Improved infrastructure, skills acquisition, training, and partnerships are required to move education to another level.

Efforts must also be geared towards restoring lost societal values.


A cleric, Amaechi Nwachukwu noted that concrete growth and development would remain a mirage without a conscious effort at providing the right ingredients to youths, explaining that quality of teaching and learning, as well as the quality of school leadership, are crucial to sustained growth.

Speaking at the 5th graduation ceremony of the Amazing Love International Schools, Emene Enugu, the cleric added that education of the youth was crucial to making concrete development, warning however that such must be tailored towards the values of the society.

He said: “Every country in this world knows that education is not free. There is no nation that has become great without education. I am however amazed that Africa and Nigeria which are a critical part of the world have relegated education to the background and people talk as though we have nothing to offer. It is amazing that these people who are the foundations of knowledge are being seen as though we have nothing because we have been colonised by western education and we do not have a way of growing our own education system.

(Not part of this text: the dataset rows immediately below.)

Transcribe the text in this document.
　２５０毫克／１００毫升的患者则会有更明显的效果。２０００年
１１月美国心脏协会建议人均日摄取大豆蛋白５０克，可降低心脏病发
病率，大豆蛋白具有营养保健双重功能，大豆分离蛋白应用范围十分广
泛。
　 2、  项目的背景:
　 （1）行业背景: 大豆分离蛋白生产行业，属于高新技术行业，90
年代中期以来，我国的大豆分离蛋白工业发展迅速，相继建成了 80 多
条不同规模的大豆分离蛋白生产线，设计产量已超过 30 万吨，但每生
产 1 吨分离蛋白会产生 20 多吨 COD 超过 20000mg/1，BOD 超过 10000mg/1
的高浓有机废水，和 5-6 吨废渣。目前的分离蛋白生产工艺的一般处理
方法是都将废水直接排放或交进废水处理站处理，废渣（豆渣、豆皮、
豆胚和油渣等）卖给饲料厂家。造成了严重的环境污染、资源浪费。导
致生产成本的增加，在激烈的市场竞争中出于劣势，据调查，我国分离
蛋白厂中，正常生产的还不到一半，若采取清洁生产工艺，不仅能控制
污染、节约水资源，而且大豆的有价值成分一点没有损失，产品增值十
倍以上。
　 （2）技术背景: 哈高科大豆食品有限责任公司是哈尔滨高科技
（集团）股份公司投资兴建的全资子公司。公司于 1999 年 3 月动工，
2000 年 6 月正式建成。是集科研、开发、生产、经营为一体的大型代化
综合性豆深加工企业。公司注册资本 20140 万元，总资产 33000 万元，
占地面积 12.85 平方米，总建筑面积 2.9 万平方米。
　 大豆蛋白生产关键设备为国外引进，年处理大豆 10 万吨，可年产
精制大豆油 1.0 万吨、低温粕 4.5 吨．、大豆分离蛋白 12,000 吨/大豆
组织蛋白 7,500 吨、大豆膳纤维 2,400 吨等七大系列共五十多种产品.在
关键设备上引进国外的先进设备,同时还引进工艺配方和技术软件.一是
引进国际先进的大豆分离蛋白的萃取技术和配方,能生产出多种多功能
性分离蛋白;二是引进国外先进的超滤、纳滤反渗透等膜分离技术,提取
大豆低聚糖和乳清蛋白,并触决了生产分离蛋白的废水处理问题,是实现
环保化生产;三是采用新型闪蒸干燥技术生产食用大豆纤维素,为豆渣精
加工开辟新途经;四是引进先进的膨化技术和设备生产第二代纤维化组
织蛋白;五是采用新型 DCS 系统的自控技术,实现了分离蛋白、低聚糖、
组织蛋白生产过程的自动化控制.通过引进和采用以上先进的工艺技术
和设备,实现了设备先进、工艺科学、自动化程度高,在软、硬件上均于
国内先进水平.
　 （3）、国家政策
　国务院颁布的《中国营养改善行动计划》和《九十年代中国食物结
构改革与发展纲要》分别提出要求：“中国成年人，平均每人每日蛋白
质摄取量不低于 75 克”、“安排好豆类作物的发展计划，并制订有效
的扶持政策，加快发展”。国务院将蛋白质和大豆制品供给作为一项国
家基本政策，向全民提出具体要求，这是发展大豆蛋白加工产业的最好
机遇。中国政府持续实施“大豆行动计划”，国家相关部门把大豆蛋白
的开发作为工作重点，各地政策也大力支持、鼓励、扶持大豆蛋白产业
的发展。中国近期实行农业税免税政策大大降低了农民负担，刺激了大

“We are on a daily basis denying our identities and things that distinguishes us. We have denied our orientation and values system. We should hold on to what is good in our system and culture and not emulating anything we see in the name of education.

“Education both those provided by the public and private has come to stay, but our policies must tend towards strengthening it in such a way that it was ready to provide immediate solutions to challenges.

Nwachukwu told the graduating students to ensure they don’t lose what they gained from the school in the valley of conflicting societal values, stressing that, although the society had been inflicted with “the worship of money, the same money cannot buy you honesty, integrity and good virtues”

He praised the graduating students for living above board, stressing that the admission, which three of them had gained into the university to study Medicine and Computer Engineering was a testimony that the school was doing well.